Partial derivative of a matrix w.r.t. another matrix

40 Views Asked by At

I'm currently studying neural networks and how backpropagation works and had a question regarding the chain rule w.r.t. partial derivatives. The particular exercise problem that I'm solving is as follows:

We have an input matrix $X \in \Bbb{R}^{N \times D}$ with $N$ samples, each of dimension $D$. We have two weight matrices and two corresponding bias term vectors, as as follows:

$$ \begin{align} W_1 & \in \Bbb{R}^{D \times H} \\ b_1 & \in \Bbb{R}^H \\ W_2 & \in \Bbb{R}^{H \times C} \\ b_2 & \in \Bbb{R}^C \end{align} $$

The neural network presented in the problem can be depicted as follows:

$$ \begin{align} H_0 & = XW_1 \in \Bbb{R}^{N \times H} \\ H_1 & = H_0 + b_1 \in \Bbb{R}^{N \times H} \\ H_2 & = \max\{0,\ H_1\} \in \Bbb{R}^{N \times H} \\ H_3 & = H_2 W_2 \in \Bbb{R}^{N \times C} \\ Z & = H_3 + b_2 \in \Bbb{R}^{N \times C} \end{align} $$

Each $H_i$ represents a node in the computational graph, with $Z$ being the final output.

I've managed to calculate the gradients of each node as follows:

$$ \begin{align} \frac{\partial L}{\partial b_2} & = \frac{\partial L}{\partial Z} \times \frac{\partial Z}{\partial b_2} = \frac{\partial L}{\partial Z} \cdot \vec{\mathbf{1}} \\ \frac{\partial L}{\partial H_3} & = \frac{\partial L}{\partial Z} \times \frac{\partial Z}{\partial H_3} = \frac{\partial L}{\partial Z} \times \ ? \\ \frac{\partial L}{\partial W_2} & = \frac{\partial L}{\partial H_3} \times \frac{\partial H_3}{\partial W_2} = \frac{\partial L}{\partial H_3} \times H_2 \\ \frac{\partial L}{\partial H_2} & = \frac{\partial L}{\partial H_3} \times \frac{\partial H_3}{\partial H_2} = \frac{\partial L}{\partial H_3} \times W_2 \\ \frac{\partial L}{\partial H_1} & = \frac{\partial L}{\partial H_2} \times \frac{\partial H_2}{\partial H_1} = \frac{\partial L}{\partial H_2} \times \mathbf{1}_{(H_1 \gt 0)} \\ \frac{\partial L}{\partial H_0} & = \frac{\partial L}{\partial H_1} \times \frac{\partial H_1}{\partial H_0} = \frac{\partial L}{\partial H_1} \times \ ? \\ \frac{\partial L}{\partial W_1} & = \frac{\partial L}{\partial H_0} \times \frac{\partial H_0}{W_1} = \frac{\partial L}{\partial H_0} \times X \\ \frac{\partial L}{\partial X} & = \frac{\partial L}{\partial H_0} \times \frac{\partial H_0}{\partial X} = \frac{\partial L}{\partial H_0} \times W_1 \end{align} $$

There are two question marks I added. These are the resulting partial derivatives $\partial Z / \partial H_3$ and $\partial H_1 / \partial H_0$.

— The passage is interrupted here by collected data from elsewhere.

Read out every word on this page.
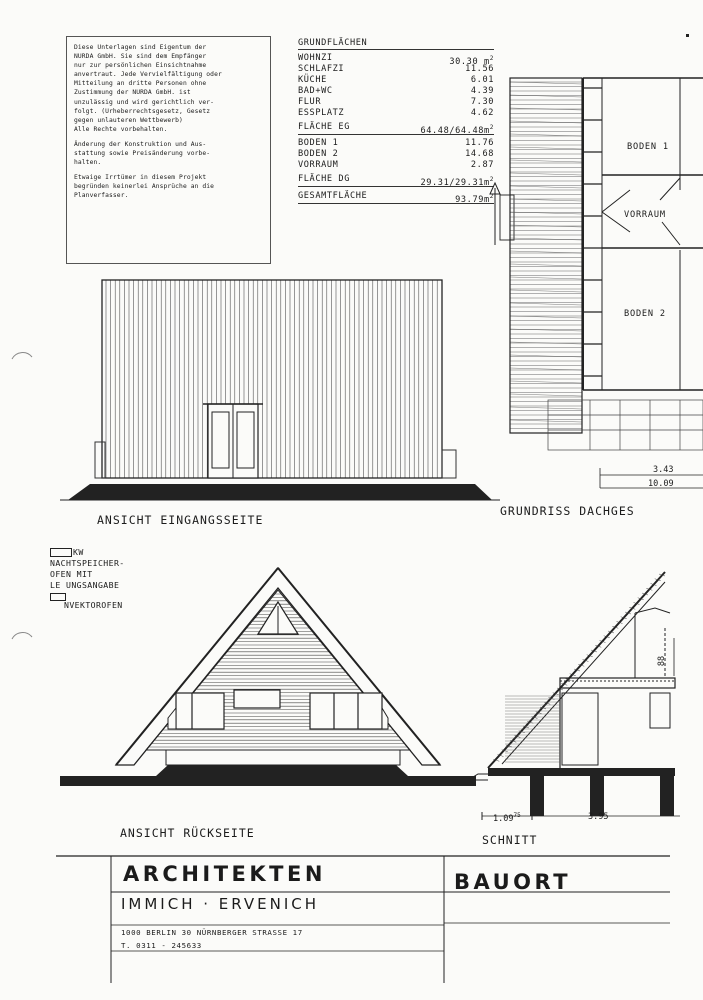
Diese Unterlagen sind Eigentum der
NURDA GmbH. Sie sind dem Empfänger
nur zur persönlichen Einsichtnahme
anvertraut. Jede Vervielfältigung oder
Mitteilung an dritte Personen ohne
Zustimmung der NURDA GmbH. ist
unzulässig und wird gerichtlich ver-
folgt. (Urheberrechtsgesetz, Gesetz
gegen unlauteren Wettbewerb)
Alle Rechte vorbehalten.

Änderung der Konstruktion und Aus-
stattung sowie Preisänderung vorbe-
halten.

Etwaige Irrtümer in diesem Projekt
begründen keinerlei Ansprüche an die
Planverfasser.

GRUNDFLÄCHEN
WOHNZI	30.30 $m^2$
SCHLAFZI	11.56
KÜCHE	6.01
BAD+WC	4.39
FLUR	7.30
ESSPLATZ	4.62
FLÄCHE EG	$64.48/64.48m^2$
BODEN 1	11.76
BODEN 2	14.68
VORRAUM	2.87
FLÄCHE DG	$29.31/29.31m^2$
GESAMTFLÄCHE	$93.79m^2$
BODEN 1
VORRAUM
BODEN 2
3.43
10.09
GRUNDRISS DACHGES
ANSICHT EINGANGSSEITE
KW
NACHTSPEICHER-
OFEN MIT
LE UNGSANGABE
NVEKTOROFEN
ANSICHT RÜCKSEITE
1.09$^{75}$	3.95
88
SCHNITT
ARCHITEKTEN
IMMICH · ERVENICH
1000 BERLIN 30 NÜRNBERGER STRASSE 17
T. 0311 - 245633
BAUORT
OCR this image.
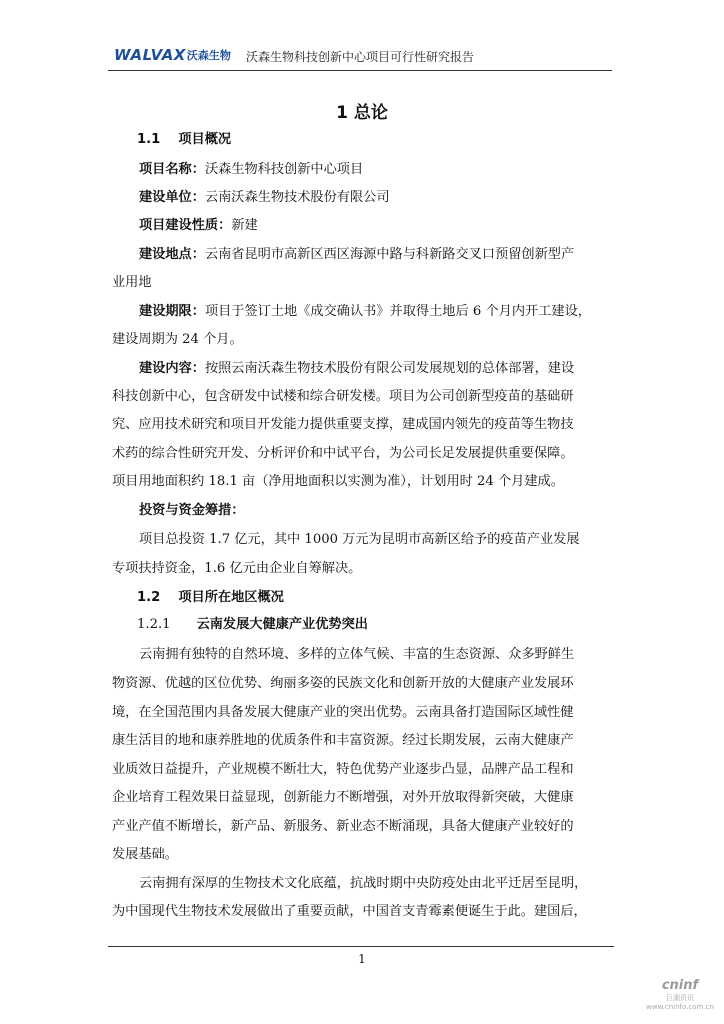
WALVAX 沃森生物 沃森生物科技创新中心项目可行性研究报告
1 总论
1.1 项目概况
项目名称：沃森生物科技创新中心项目
建设单位：云南沃森生物技术股份有限公司
项目建设性质：新建
建设地点：云南省昆明市高新区西区海源中路与科新路交叉口预留创新型产
业用地
建设期限：项目于签订土地《成交确认书》并取得土地后 6 个月内开工建设，
建设周期为 24 个月。
建设内容：按照云南沃森生物技术股份有限公司发展规划的总体部署，建设
科技创新中心，包含研发中试楼和综合研发楼。项目为公司创新型疫苗的基础研
究、应用技术研究和项目开发能力提供重要支撑，建成国内领先的疫苗等生物技
术药的综合性研究开发、分析评价和中试平台，为公司长足发展提供重要保障。
项目用地面积约 18.1 亩（净用地面积以实测为准），计划用时 24 个月建成。
投资与资金筹措：
项目总投资 1.7 亿元，其中 1000 万元为昆明市高新区给予的疫苗产业发展
专项扶持资金，1.6 亿元由企业自筹解决。
1.2 项目所在地区概况
1.2.1 云南发展大健康产业优势突出
云南拥有独特的自然环境、多样的立体气候、丰富的生态资源、众多野鲜生
物资源、优越的区位优势、绚丽多姿的民族文化和创新开放的大健康产业发展环
境，在全国范围内具备发展大健康产业的突出优势。云南具备打造国际区域性健
康生活目的地和康养胜地的优质条件和丰富资源。经过长期发展，云南大健康产
业质效日益提升，产业规模不断壮大，特色优势产业逐步凸显，品牌产品工程和
企业培育工程效果日益显现，创新能力不断增强，对外开放取得新突破，大健康
产业产值不断增长，新产品、新服务、新业态不断涌现，具备大健康产业较好的
发展基础。
云南拥有深厚的生物技术文化底蕴，抗战时期中央防疫处由北平迁居至昆明，
为中国现代生物技术发展做出了重要贡献，中国首支青霉素便诞生于此。建国后，
1
cninf
巨潮资讯
www.cninfo.com.cn
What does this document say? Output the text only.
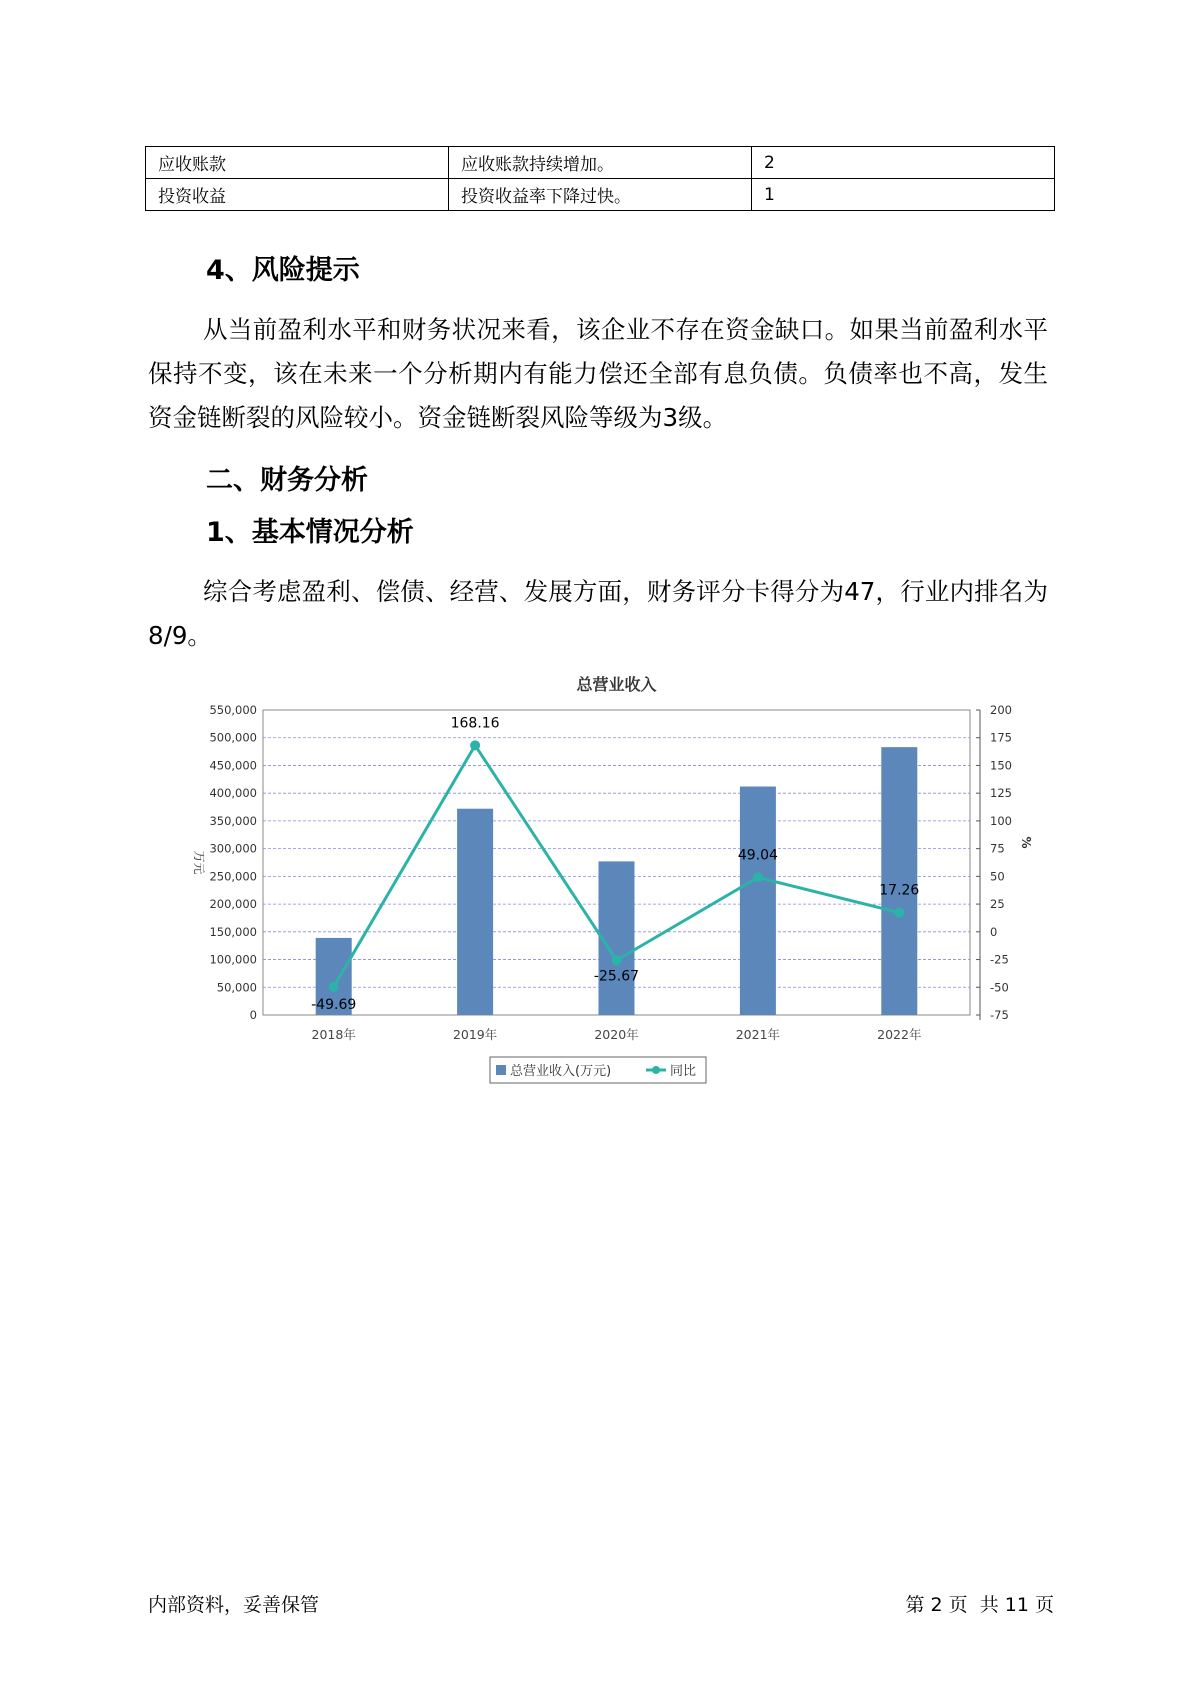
应收账款	应收账款持续增加。	2
投资收益	投资收益率下降过快。	1
4、风险提示

从当前盈利水平和财务状况来看，该企业不存在资金缺口。如果当前盈利水平保持不变，该在未来一个分析期内有能力偿还全部有息负债。负债率也不高，发生资金链断裂的风险较小。资金链断裂风险等级为3级。

二、财务分析
1、基本情况分析

综合考虑盈利、偿债、经营、发展方面，财务评分卡得分为47，行业内排名为8/9。

总营业收入
550,000
500,000
450,000
400,000
350,000
300,000
250,000
200,000
150,000
100,000
50,000
0
200
175
150
125
100
75
50
25
0
-25
-50
-75
万元
%
2018年	2019年	2020年	2021年	2022年
-49.69
168.16
-25.67
49.04
17.26
总营业收入(万元)	同比
内部资料，妥善保管	第 2 页  共 11 页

When we derive $\partial Z / \partial b_2$, $b_2$ is a vector with only one dimension, and so the derivative w.r.t. that would be a vector of $1$'s. However, does this same concept apply to matrices? How would we compute these partial derivatives? One thought that I had would be that in the case of matrices we would get the identity matrix, but I'm not sure if this thought is actually true or not.